Esta sexta-feira, dia 22, a Comissão de Acompanhamento Ambiental – composta por representantes da concessionária, membros da Agência Portuguesa do Ambiente (APA) e das autarquias de Vila Pouca de Aguiar e Boticas, entre outros organismos – vai reunir-se no Porto para decidir o futuro da Ponte de Arame.
Em cima da mesa estão três cenários: o fim da ponte que é considerada património local e, consequentemente um ainda maior isolamento entre Monteiros e Veral; a recolocação da ponte para um lugar distante e que não sirva as necessidades das duas aldeias; ou a subida da ponte para uma cota acima da subida das águas para que o passadiço possa continuar a servir o seu propósito.
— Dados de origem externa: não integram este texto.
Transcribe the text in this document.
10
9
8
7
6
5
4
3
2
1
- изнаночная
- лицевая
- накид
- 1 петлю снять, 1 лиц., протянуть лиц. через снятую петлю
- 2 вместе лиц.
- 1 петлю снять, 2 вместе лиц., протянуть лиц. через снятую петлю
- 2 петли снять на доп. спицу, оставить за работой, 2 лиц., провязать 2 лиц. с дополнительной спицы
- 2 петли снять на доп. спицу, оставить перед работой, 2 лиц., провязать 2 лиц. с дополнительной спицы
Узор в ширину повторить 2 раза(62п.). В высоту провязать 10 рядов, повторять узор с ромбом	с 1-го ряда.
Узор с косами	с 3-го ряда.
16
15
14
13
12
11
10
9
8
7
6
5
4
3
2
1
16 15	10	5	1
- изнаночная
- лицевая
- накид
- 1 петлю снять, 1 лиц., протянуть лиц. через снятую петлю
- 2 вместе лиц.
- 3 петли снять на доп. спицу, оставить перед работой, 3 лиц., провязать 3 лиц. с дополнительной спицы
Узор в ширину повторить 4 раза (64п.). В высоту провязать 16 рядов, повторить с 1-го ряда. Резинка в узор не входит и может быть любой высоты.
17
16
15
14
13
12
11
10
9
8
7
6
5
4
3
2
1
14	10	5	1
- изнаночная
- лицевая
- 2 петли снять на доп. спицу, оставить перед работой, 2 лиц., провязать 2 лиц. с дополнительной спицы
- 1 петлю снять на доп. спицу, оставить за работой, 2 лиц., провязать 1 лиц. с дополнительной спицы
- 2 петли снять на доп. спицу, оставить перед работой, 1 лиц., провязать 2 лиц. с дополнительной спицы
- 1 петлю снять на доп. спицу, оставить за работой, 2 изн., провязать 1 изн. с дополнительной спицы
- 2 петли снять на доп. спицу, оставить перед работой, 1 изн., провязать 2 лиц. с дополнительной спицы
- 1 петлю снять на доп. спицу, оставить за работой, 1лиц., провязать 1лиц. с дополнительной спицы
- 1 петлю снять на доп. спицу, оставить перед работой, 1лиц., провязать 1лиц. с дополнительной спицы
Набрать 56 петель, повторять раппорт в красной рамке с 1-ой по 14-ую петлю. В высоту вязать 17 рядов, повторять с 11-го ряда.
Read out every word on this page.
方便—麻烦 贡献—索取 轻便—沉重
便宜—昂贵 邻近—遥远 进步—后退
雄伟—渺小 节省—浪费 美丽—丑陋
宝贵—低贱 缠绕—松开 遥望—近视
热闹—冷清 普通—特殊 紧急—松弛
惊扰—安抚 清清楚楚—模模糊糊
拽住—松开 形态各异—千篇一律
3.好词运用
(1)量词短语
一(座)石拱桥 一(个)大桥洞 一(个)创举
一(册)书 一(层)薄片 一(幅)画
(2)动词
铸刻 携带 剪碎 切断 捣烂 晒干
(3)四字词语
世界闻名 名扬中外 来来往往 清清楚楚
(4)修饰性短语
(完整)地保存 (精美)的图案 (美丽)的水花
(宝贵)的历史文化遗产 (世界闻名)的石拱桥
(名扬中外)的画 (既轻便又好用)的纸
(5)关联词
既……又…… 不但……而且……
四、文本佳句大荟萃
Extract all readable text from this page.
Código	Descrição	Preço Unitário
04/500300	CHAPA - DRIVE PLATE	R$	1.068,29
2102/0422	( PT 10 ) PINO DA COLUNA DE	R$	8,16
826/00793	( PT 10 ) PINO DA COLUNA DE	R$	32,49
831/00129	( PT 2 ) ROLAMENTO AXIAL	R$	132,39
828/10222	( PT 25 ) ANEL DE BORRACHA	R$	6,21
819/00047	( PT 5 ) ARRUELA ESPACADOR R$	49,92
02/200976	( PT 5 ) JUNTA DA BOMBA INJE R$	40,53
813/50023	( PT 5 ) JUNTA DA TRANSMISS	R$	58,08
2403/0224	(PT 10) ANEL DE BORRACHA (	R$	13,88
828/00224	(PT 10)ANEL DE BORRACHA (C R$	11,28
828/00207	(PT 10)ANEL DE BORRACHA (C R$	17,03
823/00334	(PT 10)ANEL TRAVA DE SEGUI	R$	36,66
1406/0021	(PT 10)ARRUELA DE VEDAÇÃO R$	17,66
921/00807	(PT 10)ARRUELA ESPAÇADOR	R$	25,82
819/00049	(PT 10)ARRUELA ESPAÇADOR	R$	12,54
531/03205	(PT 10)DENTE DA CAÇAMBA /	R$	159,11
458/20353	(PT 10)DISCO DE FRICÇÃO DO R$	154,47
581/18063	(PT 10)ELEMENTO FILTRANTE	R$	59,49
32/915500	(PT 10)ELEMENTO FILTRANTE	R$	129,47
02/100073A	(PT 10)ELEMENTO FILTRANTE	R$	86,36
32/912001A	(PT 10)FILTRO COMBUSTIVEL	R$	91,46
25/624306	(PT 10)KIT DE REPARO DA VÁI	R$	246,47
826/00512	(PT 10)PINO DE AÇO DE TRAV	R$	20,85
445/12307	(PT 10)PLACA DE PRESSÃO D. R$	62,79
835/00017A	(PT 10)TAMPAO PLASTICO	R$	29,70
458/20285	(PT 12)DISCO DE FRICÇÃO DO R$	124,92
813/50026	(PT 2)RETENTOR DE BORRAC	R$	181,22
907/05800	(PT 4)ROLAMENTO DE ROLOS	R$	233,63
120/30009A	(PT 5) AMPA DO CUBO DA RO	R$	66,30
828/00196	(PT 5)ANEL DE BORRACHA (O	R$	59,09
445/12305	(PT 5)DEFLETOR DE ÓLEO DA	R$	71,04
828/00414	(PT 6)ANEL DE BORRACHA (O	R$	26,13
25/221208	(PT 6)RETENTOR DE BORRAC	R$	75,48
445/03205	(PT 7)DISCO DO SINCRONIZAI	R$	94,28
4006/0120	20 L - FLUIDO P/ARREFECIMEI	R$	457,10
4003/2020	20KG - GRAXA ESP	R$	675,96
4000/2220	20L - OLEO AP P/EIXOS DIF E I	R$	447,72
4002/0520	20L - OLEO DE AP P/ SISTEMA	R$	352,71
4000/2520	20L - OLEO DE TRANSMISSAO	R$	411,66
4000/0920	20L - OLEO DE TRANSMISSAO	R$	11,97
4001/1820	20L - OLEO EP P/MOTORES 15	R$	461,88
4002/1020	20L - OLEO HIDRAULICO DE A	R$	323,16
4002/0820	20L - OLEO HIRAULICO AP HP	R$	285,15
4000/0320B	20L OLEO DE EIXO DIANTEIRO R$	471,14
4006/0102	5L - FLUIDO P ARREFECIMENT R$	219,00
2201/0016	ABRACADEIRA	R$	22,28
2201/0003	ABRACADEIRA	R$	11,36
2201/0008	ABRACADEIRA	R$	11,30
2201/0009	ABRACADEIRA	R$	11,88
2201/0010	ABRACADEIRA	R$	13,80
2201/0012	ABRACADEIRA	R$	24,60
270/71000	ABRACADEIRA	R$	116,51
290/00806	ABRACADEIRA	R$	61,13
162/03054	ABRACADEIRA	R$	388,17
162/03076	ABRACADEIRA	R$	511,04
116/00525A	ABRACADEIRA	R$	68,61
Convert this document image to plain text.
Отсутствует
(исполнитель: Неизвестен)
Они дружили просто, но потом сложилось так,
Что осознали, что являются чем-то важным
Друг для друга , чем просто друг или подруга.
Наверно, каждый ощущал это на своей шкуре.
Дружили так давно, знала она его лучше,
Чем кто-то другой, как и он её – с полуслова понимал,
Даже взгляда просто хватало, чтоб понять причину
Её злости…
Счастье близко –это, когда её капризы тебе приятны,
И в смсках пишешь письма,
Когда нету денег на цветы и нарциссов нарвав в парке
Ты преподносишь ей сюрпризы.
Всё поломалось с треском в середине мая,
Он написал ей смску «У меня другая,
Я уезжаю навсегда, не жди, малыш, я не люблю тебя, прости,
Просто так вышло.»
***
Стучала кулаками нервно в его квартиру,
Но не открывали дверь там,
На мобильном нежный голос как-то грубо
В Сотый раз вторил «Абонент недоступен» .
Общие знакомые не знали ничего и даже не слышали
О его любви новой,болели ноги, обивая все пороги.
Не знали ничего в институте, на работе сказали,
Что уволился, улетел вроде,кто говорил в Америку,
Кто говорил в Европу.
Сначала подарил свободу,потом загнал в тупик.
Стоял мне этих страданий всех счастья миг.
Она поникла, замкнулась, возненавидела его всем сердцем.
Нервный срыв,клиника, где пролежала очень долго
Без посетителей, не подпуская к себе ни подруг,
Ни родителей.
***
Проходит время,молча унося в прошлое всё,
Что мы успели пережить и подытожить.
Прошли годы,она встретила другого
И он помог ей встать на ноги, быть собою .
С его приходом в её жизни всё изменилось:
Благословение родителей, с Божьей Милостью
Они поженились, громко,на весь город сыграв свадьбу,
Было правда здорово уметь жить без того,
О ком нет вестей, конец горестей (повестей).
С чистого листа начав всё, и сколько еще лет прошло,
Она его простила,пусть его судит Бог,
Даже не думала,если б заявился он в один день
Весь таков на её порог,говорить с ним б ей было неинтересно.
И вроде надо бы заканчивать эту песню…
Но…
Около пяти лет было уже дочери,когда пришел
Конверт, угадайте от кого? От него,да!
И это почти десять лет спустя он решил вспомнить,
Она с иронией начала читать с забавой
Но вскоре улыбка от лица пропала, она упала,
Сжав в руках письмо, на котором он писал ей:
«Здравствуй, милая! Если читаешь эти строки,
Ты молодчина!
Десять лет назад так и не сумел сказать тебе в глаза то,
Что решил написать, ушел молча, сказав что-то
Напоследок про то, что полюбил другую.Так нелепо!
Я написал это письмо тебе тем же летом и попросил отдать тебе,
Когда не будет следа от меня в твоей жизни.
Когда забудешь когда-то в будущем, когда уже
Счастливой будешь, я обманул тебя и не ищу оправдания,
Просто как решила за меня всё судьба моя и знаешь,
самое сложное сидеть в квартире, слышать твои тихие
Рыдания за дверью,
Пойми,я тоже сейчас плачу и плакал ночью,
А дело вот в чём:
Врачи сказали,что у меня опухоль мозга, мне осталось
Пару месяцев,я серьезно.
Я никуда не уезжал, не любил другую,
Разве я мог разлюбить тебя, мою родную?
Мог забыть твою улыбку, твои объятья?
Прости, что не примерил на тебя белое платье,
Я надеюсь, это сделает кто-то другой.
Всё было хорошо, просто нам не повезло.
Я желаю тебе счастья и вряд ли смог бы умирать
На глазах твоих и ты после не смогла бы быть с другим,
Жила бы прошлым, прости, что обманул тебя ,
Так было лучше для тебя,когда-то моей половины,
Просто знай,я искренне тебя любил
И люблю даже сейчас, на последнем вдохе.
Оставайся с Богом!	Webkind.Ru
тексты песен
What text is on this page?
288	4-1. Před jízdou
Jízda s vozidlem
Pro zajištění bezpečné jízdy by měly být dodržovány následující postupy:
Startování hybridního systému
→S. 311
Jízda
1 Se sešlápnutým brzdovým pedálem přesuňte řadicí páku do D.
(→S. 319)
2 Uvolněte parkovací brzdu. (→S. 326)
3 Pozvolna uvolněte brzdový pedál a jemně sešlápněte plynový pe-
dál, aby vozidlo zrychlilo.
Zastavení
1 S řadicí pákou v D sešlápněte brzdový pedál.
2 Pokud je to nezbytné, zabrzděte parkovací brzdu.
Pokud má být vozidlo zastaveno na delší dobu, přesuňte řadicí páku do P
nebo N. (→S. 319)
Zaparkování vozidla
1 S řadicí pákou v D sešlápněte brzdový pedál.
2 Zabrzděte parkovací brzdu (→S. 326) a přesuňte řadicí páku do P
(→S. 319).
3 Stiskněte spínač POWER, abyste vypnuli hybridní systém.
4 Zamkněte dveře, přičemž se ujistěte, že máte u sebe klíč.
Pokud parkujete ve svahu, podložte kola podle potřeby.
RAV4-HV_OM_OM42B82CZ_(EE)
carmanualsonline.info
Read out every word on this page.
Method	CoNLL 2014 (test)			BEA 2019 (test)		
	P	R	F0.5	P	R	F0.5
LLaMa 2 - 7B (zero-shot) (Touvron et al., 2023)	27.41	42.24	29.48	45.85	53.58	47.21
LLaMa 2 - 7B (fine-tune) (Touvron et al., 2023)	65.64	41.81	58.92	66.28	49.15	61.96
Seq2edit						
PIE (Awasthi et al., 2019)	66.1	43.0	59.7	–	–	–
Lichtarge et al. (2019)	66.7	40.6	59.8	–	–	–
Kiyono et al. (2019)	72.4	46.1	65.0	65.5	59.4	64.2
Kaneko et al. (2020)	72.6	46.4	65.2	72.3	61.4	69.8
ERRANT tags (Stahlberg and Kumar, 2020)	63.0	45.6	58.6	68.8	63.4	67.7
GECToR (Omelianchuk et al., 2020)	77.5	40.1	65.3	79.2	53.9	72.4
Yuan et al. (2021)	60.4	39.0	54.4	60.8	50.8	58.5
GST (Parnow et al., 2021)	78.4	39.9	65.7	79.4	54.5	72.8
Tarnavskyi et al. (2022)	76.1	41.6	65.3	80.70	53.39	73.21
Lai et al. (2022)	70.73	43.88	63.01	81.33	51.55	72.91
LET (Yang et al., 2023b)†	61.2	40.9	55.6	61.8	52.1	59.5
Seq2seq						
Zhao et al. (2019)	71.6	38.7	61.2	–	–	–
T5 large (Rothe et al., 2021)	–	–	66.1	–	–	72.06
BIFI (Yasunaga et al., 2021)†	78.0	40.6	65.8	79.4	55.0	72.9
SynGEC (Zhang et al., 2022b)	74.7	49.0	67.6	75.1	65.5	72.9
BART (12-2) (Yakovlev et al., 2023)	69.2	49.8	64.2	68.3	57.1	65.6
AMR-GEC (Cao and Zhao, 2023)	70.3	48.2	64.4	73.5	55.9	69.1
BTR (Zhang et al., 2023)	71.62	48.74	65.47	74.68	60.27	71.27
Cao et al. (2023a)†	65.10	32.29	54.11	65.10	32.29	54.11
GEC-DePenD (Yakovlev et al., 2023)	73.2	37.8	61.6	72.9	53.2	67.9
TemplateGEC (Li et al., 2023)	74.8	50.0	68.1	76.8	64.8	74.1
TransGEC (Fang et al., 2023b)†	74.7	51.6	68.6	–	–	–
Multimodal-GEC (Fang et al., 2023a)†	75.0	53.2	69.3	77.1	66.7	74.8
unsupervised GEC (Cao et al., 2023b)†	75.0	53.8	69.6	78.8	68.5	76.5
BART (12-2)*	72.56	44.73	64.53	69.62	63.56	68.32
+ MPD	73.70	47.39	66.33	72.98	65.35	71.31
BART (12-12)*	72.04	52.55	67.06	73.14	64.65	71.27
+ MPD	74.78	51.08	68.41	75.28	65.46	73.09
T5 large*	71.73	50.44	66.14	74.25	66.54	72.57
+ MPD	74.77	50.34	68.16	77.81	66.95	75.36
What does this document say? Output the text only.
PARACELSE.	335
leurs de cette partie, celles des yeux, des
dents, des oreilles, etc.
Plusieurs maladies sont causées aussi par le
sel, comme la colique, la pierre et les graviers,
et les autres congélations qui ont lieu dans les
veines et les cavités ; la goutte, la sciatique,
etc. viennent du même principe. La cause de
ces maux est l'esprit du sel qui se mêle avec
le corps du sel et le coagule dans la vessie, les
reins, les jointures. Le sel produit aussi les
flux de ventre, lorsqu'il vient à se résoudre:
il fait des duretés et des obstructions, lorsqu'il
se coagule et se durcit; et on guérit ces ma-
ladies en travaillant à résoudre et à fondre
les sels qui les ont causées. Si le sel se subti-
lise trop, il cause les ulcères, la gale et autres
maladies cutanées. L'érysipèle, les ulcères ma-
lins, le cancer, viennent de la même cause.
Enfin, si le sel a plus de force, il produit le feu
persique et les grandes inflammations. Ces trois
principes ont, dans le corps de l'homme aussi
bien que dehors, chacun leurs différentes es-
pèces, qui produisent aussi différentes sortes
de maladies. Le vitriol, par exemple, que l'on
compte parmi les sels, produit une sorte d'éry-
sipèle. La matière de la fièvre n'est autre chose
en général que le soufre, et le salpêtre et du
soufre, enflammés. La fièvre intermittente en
Para Maria, a ponte "será recolocada", só "não sabe onde". "Os habitantes das duas aldeias querem vê-la por perto por considerarem estar ali muito do seu esforço", explica à SÁBADO.
Mas tanto Maria como o resto da população de Monteiros não vai estar presente na reunião da Comissão de Acompanhamento Ambiental e só saberá o resultado da solução encontrada três dias depois, numa sessão de esclarecimento na sede da Junta de Freguesia do Bragado, a sete quilómetros da aldeia.
Para a associação Amigos da Ponte de Arame, a única solução que serve os povos vizinhos de Monteiros e Veral é a subida da ponte para níveis que impeçam que esta fique submersa.
Isto porque o fim da estrutura obrigaria a que as cerca de 30 pessoas que vivem em Veral tivessem que percorrer 52 km para visitar os familiares ou ir trabalhar em Monteiros. Em causa está também o acesso a Vila Pouca de Aguiar, dos poucos municípios num raio de quilómetros, que ficaria dificultado sem uma ponte.
Os habitantes das duas aldeias olham para a reabilitação da ponte como uma oportunidade turística. "Ultimamente tem vindo muita gente ver a ponte", afirma Maria Olímpia à SÁBADO.
A representante da Amigos da Ponte de Arame aponta também que, "talvez pelo reduzido número de pessoas e de eleitores", "quer a Câmara de Vila Pouca de Aguiar, quer a de Boticas nunca se empenharam em resolver a situação" e pede "coragem" para impedir que a estrutura comece a cair aos poucos.